If your proverbial glass were 94 percent full, how pessimistic would you be? What if it were 78 percent full?
I'm asking because if you listen to news reports about the state of the housing market, you'll come away with the impression that not a single home has sold in two years. And if by some miracle a house were to sell, it would be priced roughly equivalent to a Big Value Meal.
But since Thanksgiving is almost upon us, perhaps we could look at that glass and feel thankful that there are some Big Gulps left. In the third quarter of this year, Chicago's nine-county area had 78 percent as many homes sold as in the same time period of 2007. And those homes that sold had an average price that was 94 percent of the price in that same time period a year ago.
Here are the actual numbers for the Chicago area from the Illinois Association of Realtors: 20,449 existing homes sold in Q-3 2008, down from 26,257 in 2007. Sale prices in the third quarter fell from an average of $337,187 to $317,008 in that same time period in 2007.
Think of it: In the past three months alone, more than 20,000 of your neighbors took the plunge in this time of desperation, when supposedly no one has a dime to spare and when Starbucks cafes are closing almost as fast as campaign headquarters.
How can this be?
Could it be possible that there are actually people out there who need to buy a house and have the money to do so? Could it be they found a good bargain given that prices are down and mortgage rates are good? Could some of them be first-time buyers who like the idea of getting $7,500 off the price, thanks to the Feds?

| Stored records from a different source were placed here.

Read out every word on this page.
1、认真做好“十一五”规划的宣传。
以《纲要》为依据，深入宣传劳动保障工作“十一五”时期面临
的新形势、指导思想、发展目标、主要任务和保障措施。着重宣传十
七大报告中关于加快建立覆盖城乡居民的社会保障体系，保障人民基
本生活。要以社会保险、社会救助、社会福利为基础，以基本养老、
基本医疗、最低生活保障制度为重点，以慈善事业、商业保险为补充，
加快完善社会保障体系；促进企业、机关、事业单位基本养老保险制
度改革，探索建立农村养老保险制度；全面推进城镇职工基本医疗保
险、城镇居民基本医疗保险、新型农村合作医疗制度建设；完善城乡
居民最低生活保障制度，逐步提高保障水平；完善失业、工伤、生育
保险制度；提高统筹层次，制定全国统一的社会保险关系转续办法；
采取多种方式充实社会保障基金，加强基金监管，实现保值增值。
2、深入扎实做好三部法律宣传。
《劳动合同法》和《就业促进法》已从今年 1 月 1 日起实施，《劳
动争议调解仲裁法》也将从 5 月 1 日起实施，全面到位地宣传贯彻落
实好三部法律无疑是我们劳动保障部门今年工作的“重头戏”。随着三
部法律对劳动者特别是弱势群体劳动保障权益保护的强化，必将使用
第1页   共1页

Maybe I'm dreaming; then again, maybe it's reality. And if that's so, maybe we should be thankful that Chicagoland's real estate glass is mostly full. We could also say thanks for a couple of other real estate realities:
We don't live in California or Florida, where the markets have tanked. Florida's home prices plunged 20 percent from a year ago. San Bernadino, Calif., prices are down 39 percent over a year ago. Ours are down 6 percent.
We don't live in California where a friend of mine is ecstatic that he and his wife, both working professionals, can finally buy their first house. It's a foreclosure, vacant for a year and a half, with a hole in the garage ceiling and all the appliances ripped out, for the bargain price of $280,000.
We weren't flooded this year like Des Moines and Iowa City; most of us stayed high and dry.
We had no hurricane evacuations and almost no homes destroyed by random wildfires
The next president of the United States considers our city his kind of town.
If you are warm, safe and healthy and your loved ones are alive and thriving, isn't the rest of it just gravy?